To better support marine customers in South America, Rolls-Royce has opened a new training centre in Brazil, to cater for customers operating the large number of vessels with Rolls-Royce systems that work in country’s deep water oil and gas fields.
The centre is located at the existing Rolls-Royce Marine Services site in Niteroi, just outside of Rio de Janeiro. It will provide a wide range of training programs, initially in support of winch and dynamic positioning (DP) operations – in which satellite technology automatically controls a vessel’s propulsion system to maintain position in heavy seas.
Paulo Rolim, Rolls-Royce, Country Manager – Marine, Brazil, said: “The provision of training to our customers in Brazil is critical in ensuring their ability to maximize the value and full potential of the equipment and systems onboard their highly complex vessels.
“Getting optimal performance from the latest DP systems and deck machinery requires hours of hands on training, and doing so in a safe and cost effective training centre helps ensure crew members are better equipped to meet the real life challenges they face when out at sea, in often challenging conditions.”
The training concepts, course materials and equipment are based on those used at the Rolls-Royce Training Centre for Europe located in Ålesund, Norway. The courses and simulators have been designed in cooperation with the Offshore Simulator Centre, also in Norway, and represent the latest in bridge simulation technology.
The new training centre in Brazil is a part of the overall Marine Services Centre, and features a full size demonstration winch housed in the workshop. Courses are based on a mix of classroom instruction, hands on exercises in the simulators and maintenance training. A main bridge simulator with two operator chairs allows for interactive team training with a diverse array of scenario planning options to test any skill level.
In addition, two dome simulators with 180 degree horizons are installed for winch training, and are designed to allow crews to hone their winch operations skills in realistic surroundings.

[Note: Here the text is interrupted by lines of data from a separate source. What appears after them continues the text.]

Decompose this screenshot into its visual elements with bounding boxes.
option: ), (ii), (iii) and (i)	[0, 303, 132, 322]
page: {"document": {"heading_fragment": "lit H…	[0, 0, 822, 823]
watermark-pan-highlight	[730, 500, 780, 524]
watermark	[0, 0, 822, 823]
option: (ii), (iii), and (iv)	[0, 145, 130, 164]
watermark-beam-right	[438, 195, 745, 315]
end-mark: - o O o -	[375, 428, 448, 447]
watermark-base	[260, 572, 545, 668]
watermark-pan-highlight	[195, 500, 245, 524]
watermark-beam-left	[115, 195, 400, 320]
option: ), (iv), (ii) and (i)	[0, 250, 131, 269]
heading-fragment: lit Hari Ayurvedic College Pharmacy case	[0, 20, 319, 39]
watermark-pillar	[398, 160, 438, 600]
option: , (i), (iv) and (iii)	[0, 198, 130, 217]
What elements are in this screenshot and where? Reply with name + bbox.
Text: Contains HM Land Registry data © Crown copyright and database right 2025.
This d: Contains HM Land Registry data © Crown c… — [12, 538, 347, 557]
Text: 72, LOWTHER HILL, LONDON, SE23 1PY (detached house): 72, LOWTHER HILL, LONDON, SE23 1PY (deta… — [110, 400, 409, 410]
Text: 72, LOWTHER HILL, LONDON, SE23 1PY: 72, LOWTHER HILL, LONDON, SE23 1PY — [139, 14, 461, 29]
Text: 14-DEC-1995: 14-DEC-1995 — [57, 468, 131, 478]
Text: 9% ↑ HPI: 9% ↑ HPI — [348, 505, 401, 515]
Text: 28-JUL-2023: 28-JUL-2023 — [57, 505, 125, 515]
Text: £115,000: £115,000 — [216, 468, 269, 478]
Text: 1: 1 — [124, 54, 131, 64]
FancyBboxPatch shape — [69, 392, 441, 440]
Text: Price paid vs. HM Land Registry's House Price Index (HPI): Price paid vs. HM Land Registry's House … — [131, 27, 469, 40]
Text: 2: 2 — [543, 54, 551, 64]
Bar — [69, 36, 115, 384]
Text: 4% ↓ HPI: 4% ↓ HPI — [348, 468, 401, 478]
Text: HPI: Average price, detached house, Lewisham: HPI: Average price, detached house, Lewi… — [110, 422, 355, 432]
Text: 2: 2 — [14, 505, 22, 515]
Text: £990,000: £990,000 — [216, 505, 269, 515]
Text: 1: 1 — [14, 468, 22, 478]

A similar dome houses a crane simulator.
All simulator domes use the latest situation modeling techniques and projection systems to give a very life-like representation of winch and crane handling activities on board an offshore vessel.
Adjacent to the simulator domes is a classroom, while another room houses four DP training stations and DP cabinets to provide a mix of operational and maintenance training options.
System maintenance and fault-finding exercises form an important part of the courses. Instructors can show trainees the function of components in the control cabinets, and then also arrange for faults to appear, providing hands-on experience in diagnosing and fixing problems.